I'm reading up on AB-divergence (alpha-beta-divergence) based mainly on the exposition given in Chichoki et al. (2011), "Generalized Alpha-Beta Divergences and Their Application to Robust Nonnegative Matrix Factorization". I'm particularly puzzled by its correspondence to the standard Kullback-Leibler divergence for parameter values $\alpha = 1$ and $\beta = 0$. Here are the relevant definitions from the paper, my questions follow below

Def. (AB-Divergence) For positive measures $P$ and $Q$:

$$D^{(\alpha,\beta)}_{AB}(P||Q) = -\frac{1}{\alpha\beta} \sum_i (p_{i}^{\alpha} q_i^\beta - \frac{\alpha}{\alpha+\beta} p_i^{\alpha+\beta} - \frac{\beta}{\alpha + \beta} q_i^{\alpha+\beta}), \text{ for } \alpha+\beta\neq 0$$

Reduction to Kullback-Leibler divergence given by $\alpha = 1$ and $\beta = 0$

$$D_{AB}^{(1,0)} (P||Q) = D_{KL}(P||Q) = \sum_i (p_i ln \frac{p_i}{q_i} - p_i + q_i)$$

(1) Can someone walk me through the main steps to get from AB-divergence to KL for these parameter values? I can't wrap my head around it.

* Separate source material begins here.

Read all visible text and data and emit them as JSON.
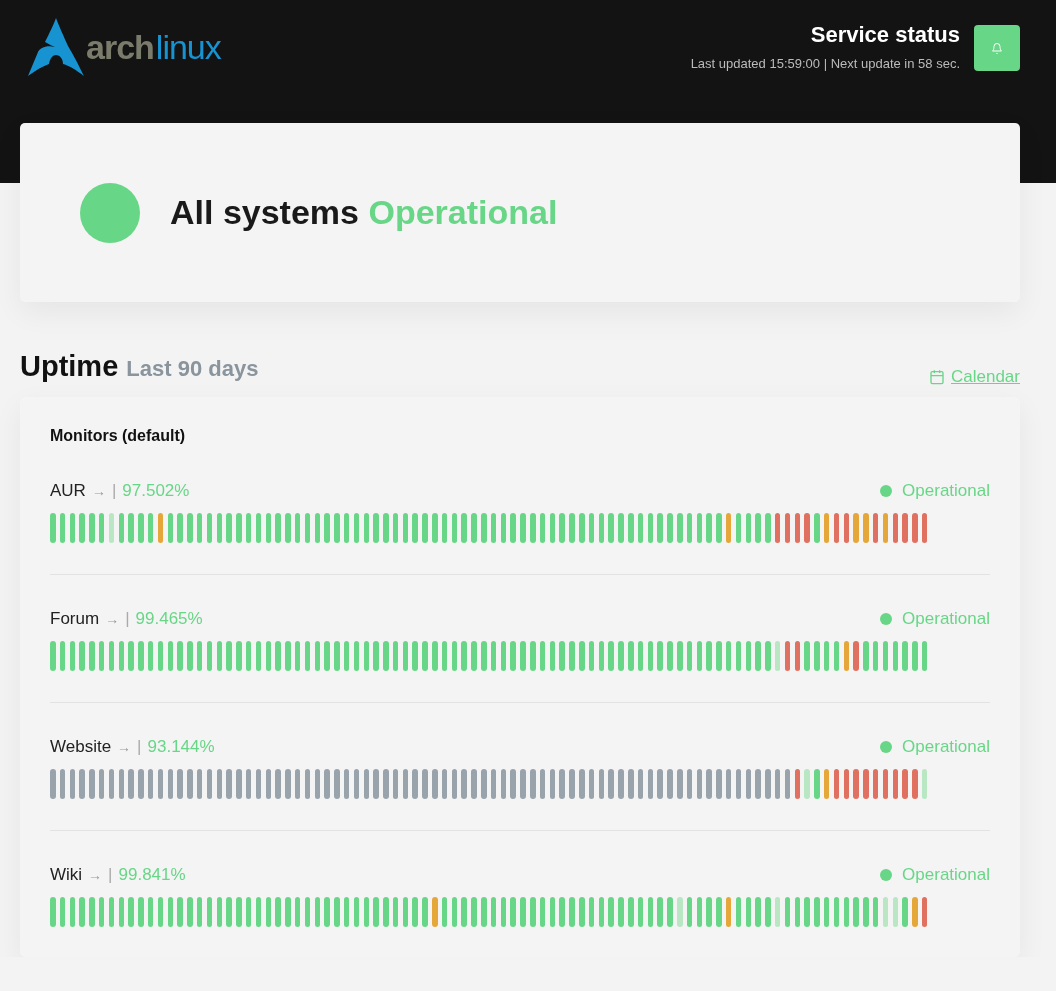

(2) Assuming the reduction to be correct (the above is the only paper that makes this correspondence explicit), why does this correspond to KL? As far as I'm aware, the last bit, $- p_i + q_i$, is not part of the standard definition of KL. In fact, assuming $P = Q$ would yield, for all $i$

$$p_i ln \frac{p_i}{q_i} - p_i + q_i = p_i 0 - n = 0 -n, n\geq 0$$

which is (a) negative and (b) not $0$ as one would like to have it with identical distributions.

For clarity, I'm only familiar with KL being defined as

Def. (KL-Divergence) $$D_{KL}(P||Q) = \sum_i p_i ln \frac{p_i}{q_i}$$

Thank you very much!

Answer 1

AB-Divergence in the original form is not defined for $\beta=0$ because $\beta$ appears in the denominator. Instead, we can define $$D_{AB}^{1,0}(P||Q)=\lim_{\beta\to 0}D_{AB}^{1,\beta}(P||Q).$$

Let's calculate the RHS. \begin{align*} D_{AB}^{1,\beta}(P||Q) &=-\frac1{\beta}\sum_i(p_iq_i^{\beta}-\frac1{1+\beta}p_i^{1+\beta}-\frac{\beta}{1+\beta}q_i^{1+\beta})\\ &=-\frac1{\beta}\sum_i\left(p_i(q_i^{\beta}-p_i^{\beta})+\frac{\beta}{1+\beta}(p_i^{1+\beta}-q_i^{1+\beta})\right)\\ &=-\sum_ip_i\frac{q_i^{\beta}-p_i^{\beta}}{\beta}-\frac1{1+\beta}\sum_i (p_i^{1+\beta}-q_i^{1+\beta}). \end{align*}

Using L'Hôpital's rule, $$\lim_{\beta\to 0}\frac{q_i^{\beta}-p_i^{\beta}}{\beta}= \lim_{\beta\to 0}\frac{q_i^{\beta}\ln q_i-p_i^{\beta}\ln p_i}{1} =\ln q_i-\ln p_i=\ln\frac{q_i}{p_i}.$$

Therefore, \begin{align*} D_{AB}^{1,0}(P||Q)&=\lim_{\beta\to 0}D_{AB}^{1,\beta}(P||Q)\\ &=-\sum_i p_i\ln\frac{q_i}{p_i}-\sum_i(p_i-q_i)\\ &=\sum_i \left(p_i\ln\frac{p_i}{q_i}-p_i+q_i\right). \end{align*}

This is equivalent to the above-mentioned definition of KL-divergence when $P$ and $Q$ are probability measures. In that case, $\sum_i p_i=\sum_i q_i=1$ and $\sum_i (-p_i+q_i)=0$ hold.